Hanno imparato bene la sua lezione, si occupano di lui e soltanto di lui, anche senza nominarlo. Il
Diavolo ascolta in silenzio, per non turbare la disciplina dei suoi allievi: la sua ora di parlare
verrà.

Osiamo affermare che quell’ora è venuta: ora il Diavolo è uscito dal suo silenzio e si è messo a
parlare. Parla per bocca dei teologi, dei cardinali e dei vescovi; parla per bocca di sacerdoti, frati e
suore; parla per bocca di catechisti, insegnanti di religiose, diaconi e semplici fedeli: tutti insieme a
dire cose che fanno piacere a lui solo, ma non possono assolutamente piacere a Dio. Si mostrano
possibilisti sull’aborto, l’eutanasia, le unioni omosessuali: e come potrebbero piacere simili discorsi
al Dio del Vangelo? Viceversa, piacciono al principe del mondo: è lui che parla, per mezzo dei suoi
ventriloqui. I cattolici “moderni”, che invocano sempre un non meglio precisato “spirito conciliare”,
cioè un cattolicesimo fatto a loro misura, manipolato e adulterato secondo i loro desideri, per
scusare le loro debolezze e giustificare i loro peccati, tutti costoro non sono che i miseri ventriloqui
del Diavolo. Sì, lo sappiamo: questo linguaggio è troppo duro, pare quello di Savonarola. Perfino
parlare del Diavolo è diventato inopportuno: né mancano gli eccellenti corifei del signore argentino,
come Sosa Abascal, il generale dei gesuiti, che dicono chiaro e tondo, e lo dicono ad un giornale
mondano, non in certo in chiesa, che il Diavolo non esiste, non è mai esistito, è solo un’allegoria del
male. Lo dicono così, bel bello, bruciando duemila anni di Magistero e, soprattutto, contraddicendo
frontalmente i Vangeli, nei quali si parla del Diavolo, eccome, e lo si vede a tu per tu con Gesù
Cristo. Tutta la vita di Gesù è stata una lotta contro il Diavolo; o meglio, una lotta del Diavolo
contro di Lui.

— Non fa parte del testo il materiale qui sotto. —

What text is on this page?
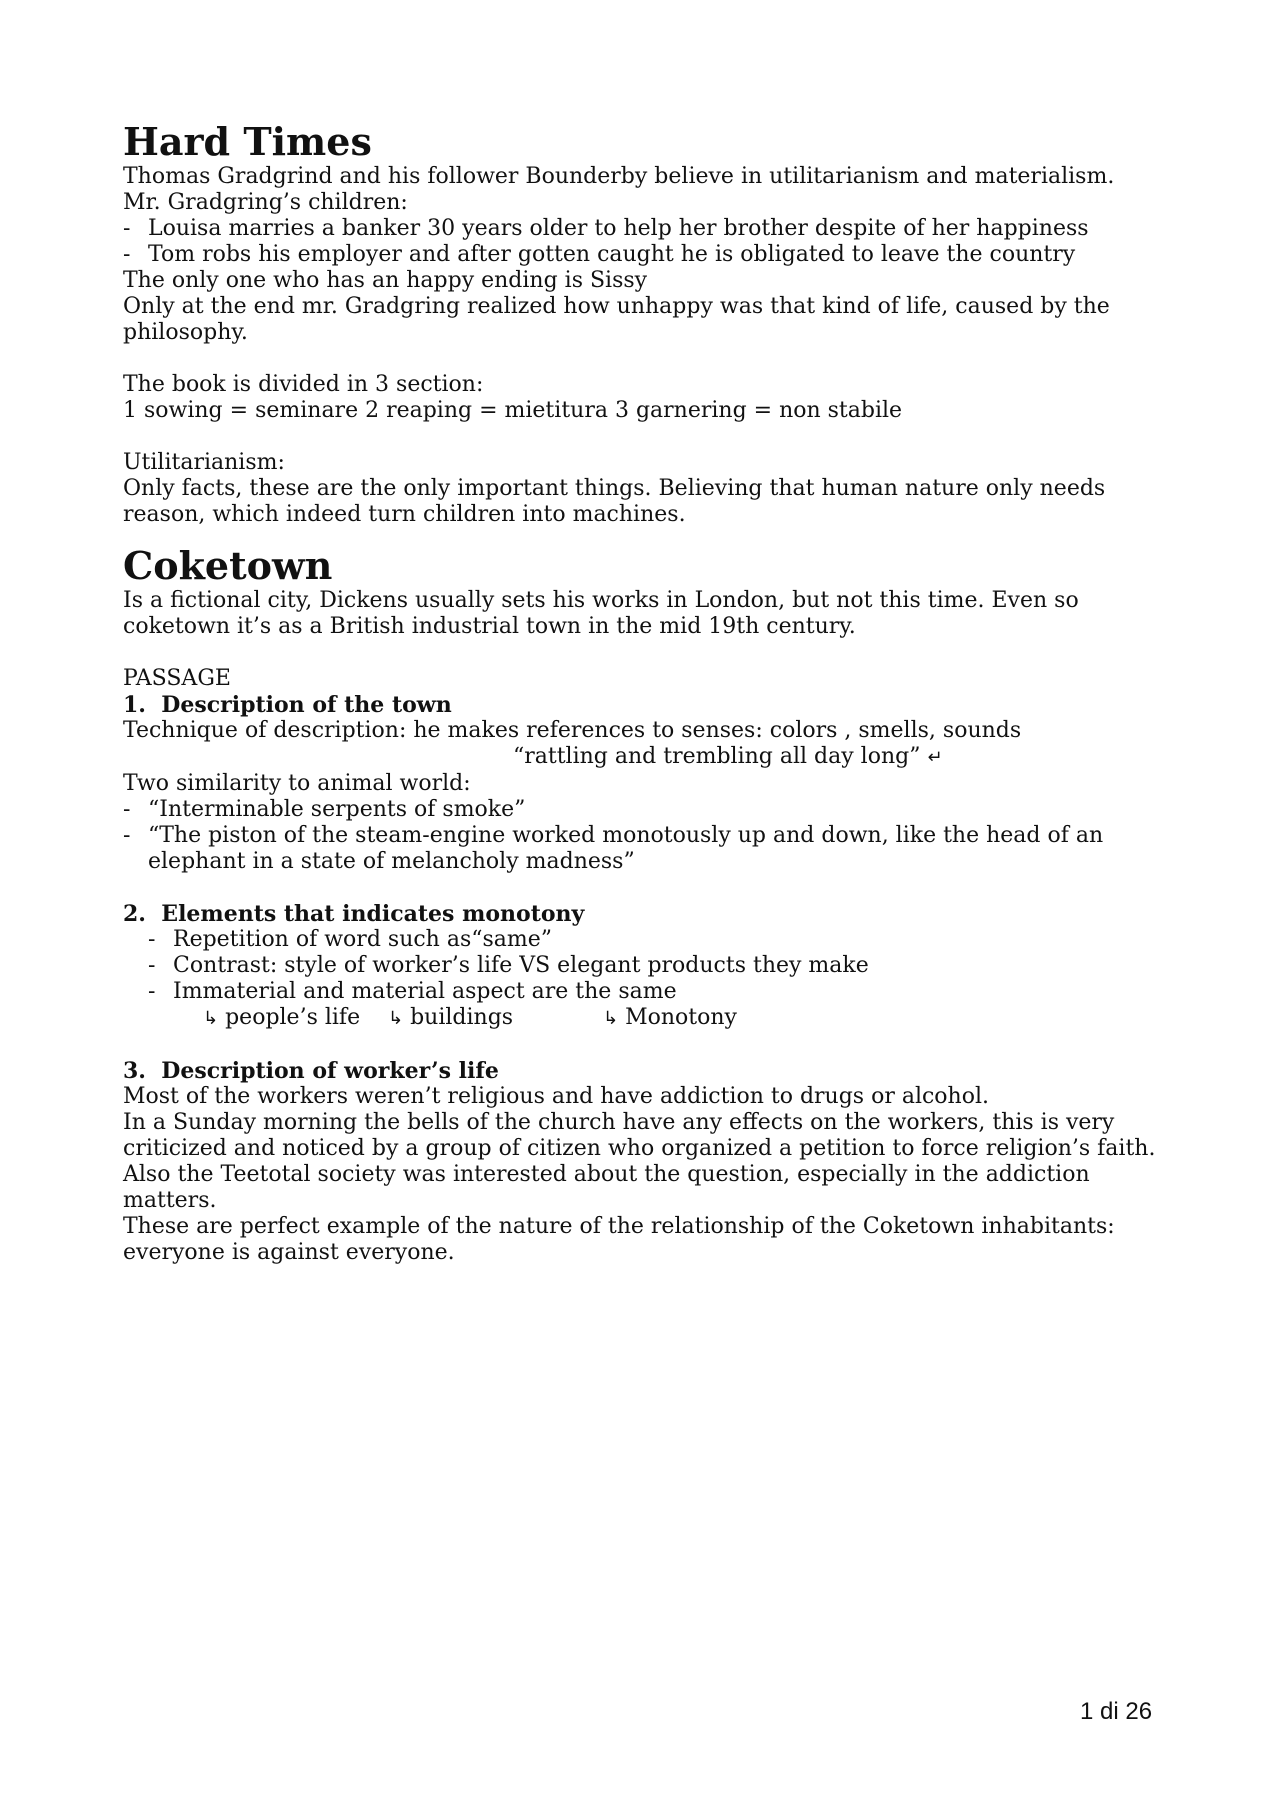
Hard Times

Thomas Gradgrind and his follower Bounderby believe in utilitarianism and materialism.

Mr. Gradgring’s children:

- Louisa marries a banker 30 years older to help her brother despite of her happiness
- Tom robs his employer and after gotten caught he is obligated to leave the country

The only one who has an happy ending is Sissy

Only at the end mr. Gradgring realized how unhappy was that kind of life, caused by the philosophy.

The book is divided in 3 section:

1 sowing = seminare 2 reaping = mietitura 3 garnering = non stabile

Utilitarianism:

Only facts, these are the only important things. Believing that human nature only needs reason, which indeed turn children into machines.

Coketown

Is a fictional city, Dickens usually sets his works in London, but not this time. Even so coketown it’s as a British industrial town in the mid 19th century.

PASSAGE

1. Description of the town

Technique of description: he makes references to senses: colors , smells, sounds

“rattling and trembling all day long” ↵

Two similarity to animal world:

- “Interminable serpents of smoke”
- “The piston of the steam-engine worked monotously up and down, like the head of an elephant in a state of melancholy madness”
2. Elements that indicates monotony
- Repetition of word such as“same”
- Contrast: style of worker’s life VS elegant products they make
- Immaterial and material aspect are the same

↳ people’s life ↳ buildings	↳ Monotony

3. Description of worker’s life

Most of the workers weren’t religious and have addiction to drugs or alcohol.

In a Sunday morning the bells of the church have any effects on the workers, this is very criticized and noticed by a group of citizen who organized a petition to force religion’s faith. Also the Teetotal society was interested about the question, especially in the addiction matters.

These are perfect example of the nature of the relationship of the Coketown inhabitants: everyone is against everyone.

1 di 26
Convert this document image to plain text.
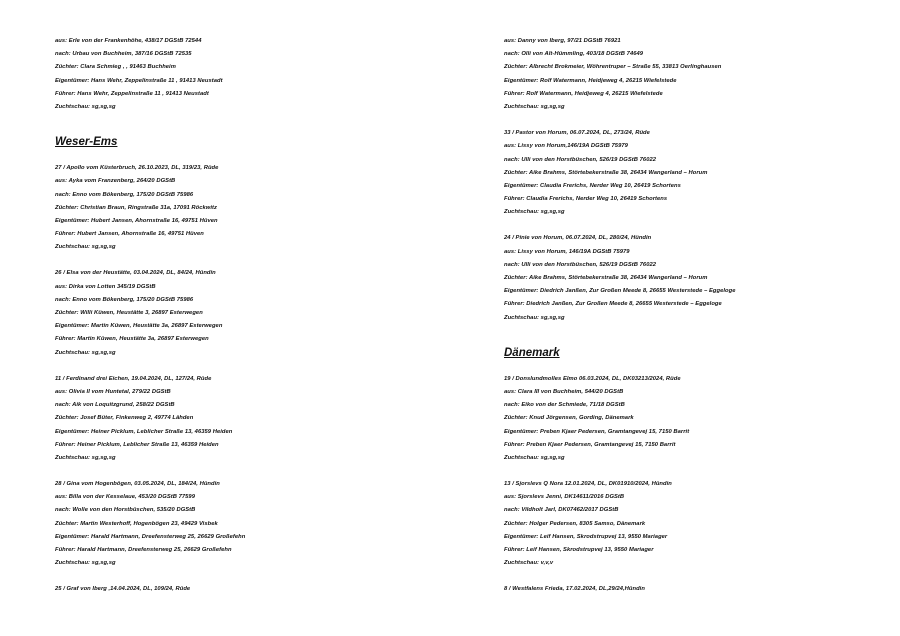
aus: Erle von der Frankenhöhe, 438/17 DGStB 72544
nach: Urbau von Buchheim, 387/16 DGStB 72535
Züchter: Clara Schmieg , , 91463 Buchheim
Eigentümer: Hans Wehr, Zeppelinstraße 11 , 91413 Neustadt
Führer: Hans Wehr, Zeppelinstraße 11 , 91413 Neustadt
Zuchtschau: sg,sg,sg
Weser-Ems
27 / Apollo vom Küsterbruch, 26.10.2023, DL, 319/23, Rüde
aus: Ayka vom Franzenberg, 264/20 DGStB
nach: Enno vom Bökenberg, 175/20 DGStB 75986
Züchter: Christian Braun, Ringstraße 31a, 17091 Röckwitz
Eigentümer: Hubert Jansen, Ahornstraße 16, 49751 Hüven
Führer: Hubert Jansen, Ahornstraße 16, 49751 Hüven
Zuchtschau: sg,sg,sg
26 / Elsa von der Heustätte, 03.04.2024, DL, 84/24, Hündin
aus: Dirka von Lotten 345/19 DGStB
nach: Enno vom Bökenberg, 175/20 DGStB 75986
Züchter: Willi Küwen, Heustätte 3, 26897 Esterwegen
Eigentümer: Martin Küwen, Heustätte 3a, 26897 Esterwegen
Führer: Martin Küwen, Heustätte 3a, 26897 Esterwegen
Zuchtschau: sg,sg,sg
11 / Ferdinand drei Eichen, 19.04.2024, DL, 127/24, Rüde
aus: Olivia II vom Huntetal, 279/22 DGStB
nach: Aik von Loquitzgrund, 258/22 DGStB
Züchter: Josef Büter, Finkenweg 2, 49774 Lähden
Eigentümer: Heiner Picklum, Leblicher Straße 13, 46359 Heiden
Führer: Heiner Picklum, Leblicher Straße 13, 46359 Heiden
Zuchtschau: sg,sg,sg
28 / Gina vom Hogenbögen, 03.05.2024, DL, 184/24, Hündin
aus: Billa von der Kesselaue, 453/20 DGStB 77599
nach: Wolle von den Horstbüschen, 535/20 DGStB
Züchter: Martin Westerhoff, Hogenbögen 23, 49429 Visbek
Eigentümer: Harald Hartmann, Dreefensterweg 25, 26629 Großefehn
Führer: Harald Hartmann, Dreefensterweg 25, 26629 Großefehn
Zuchtschau: sg,sg,sg
25 / Graf von Iberg ,14.04.2024, DL, 109/24, Rüde
aus: Danny von Iberg, 97/21 DGStB 76921
nach: Olli von Alt-Hümmling, 403/18 DGStB 74649
Züchter: Albrecht Brokmeier, Wöhrentruper – Straße 55, 33813 Oerlinghausen
Eigentümer: Rolf Watermann, Heidjeweg 4, 26215 Wiefelstede
Führer: Rolf Watermann, Heidjeweg 4, 26215 Wiefelstede
Zuchtschau: sg,sg,sg
33 / Pastor von Horum, 06.07.2024, DL, 273/24, Rüde
aus: Lissy von Horum,146/19A DGStB 75979
nach: Ulli von den Horstbüschen, 526/19 DGStB 76022
Züchter: Aike Brahms, Störtebekerstraße 38, 26434 Wangerland – Horum
Eigentümer: Claudia Frerichs, Nerder Weg 10, 26419 Schortens
Führer: Claudia Frerichs, Nerder Weg 10, 26419 Schortens
Zuchtschau: sg,sg,sg
24 / Pinie von Horum, 06.07.2024, DL, 280/24, Hündin
aus: Lissy von Horum, 146/19A DGStB 75979
nach: Ulli von den Horstbüschen, 526/19 DGStB 76022
Züchter: Aike Brahms, Störtebekerstraße 38, 26434 Wangerland – Horum
Eigentümer: Diedrich Janßen, Zur Großen Meede 8, 26655 Westerstede – Eggeloge
Führer: Diedrich Janßen, Zur Großen Meede 8, 26655 Westerstede – Eggeloge
Zuchtschau: sg,sg,sg
Dänemark
19 / Donslundmolles Elmo 06.03.2024, DL, DK03213/2024, Rüde
aus: Clara III von Buchheim, 544/20 DGStB
nach: Eiko von der Schmiede, 71/18 DGStB
Züchter: Knud Jörgensen, Gording, Dänemark
Eigentümer: Preben Kjaer Pedersen, Gramtangevej 15, 7150 Barrit
Führer: Preben Kjaer Pedersen, Gramtangevej 15, 7150 Barrit
Zuchtschau: sg,sg,sg
13 / Sjorslevs Q Nora 12.01.2024, DL, DK01910/2024, Hündin
aus: Sjorslevs Jenni, DK14611/2016 DGStB
nach: Vildholt Jarl, DK07462/2017 DGStB
Züchter: Holger Pedersen, 8305 Samso, Dänemark
Eigentümer: Leif Hansen, Skrodstrupvej 13, 9550 Mariager
Führer: Leif Hansen, Skrodstrupvej 13, 9550 Mariager
Zuchtschau: v,v,v
8 / Westfalens Frieda, 17.02.2024, DL,29/24,Hündin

Ha cercato di farlo morire nella culla, ispirando a Erode la strage degli innocenti; lo
ha tentato nel deserto, lo ha esortato al suicidio, ha provato in ogni modo a distoglierlo, a sviarlo;
poi è entrato nel cuore di uno dei dodici, e lo ha spinto a tradire il Maestro; era acquattato nell’orto
degli ulivi per indurlo alla disperazione, ed era lì, anche lui, ai piedi della croce, a godersi lo
spettacolo della Passione e a spiare se per caso Gesù, nell’ora suprema, avrebbe rinnegato il Padre
celeste, o se avrebbe maledetto i suoi aguzzini. Invece Gesù disse: Padre, perdona loro, perché non
sanno quello che fanno; e poi, prima di spirare: Padre, nelle tua mani rimetto il mio Spirito. Gesù
ha sconfitto il Diavolo; ma ora il Diavolo si sta prendendo la rivincita sugli apostati del Vangelo,
seminando false dottrine nel clero infedele, spingendo le anime nella confusione, nel turbamento e
nell’angoscia. Sta seminando di scandali la Chiesa, sta sospingendo monsignori e sacerdoti nelle
braccia della lussuria, li spinge a violentare i seminaristi, i giovani preti, le parrocchiane bisognose
di consiglio. Trionfa delle loro debolezze, e, quel che è peggio, li induce a dichiarare che il peccato
è abolito, che non c’è più, che Dio ci vuole tutti liberi e felici. Liberi e felici, sì: anche di dannarci?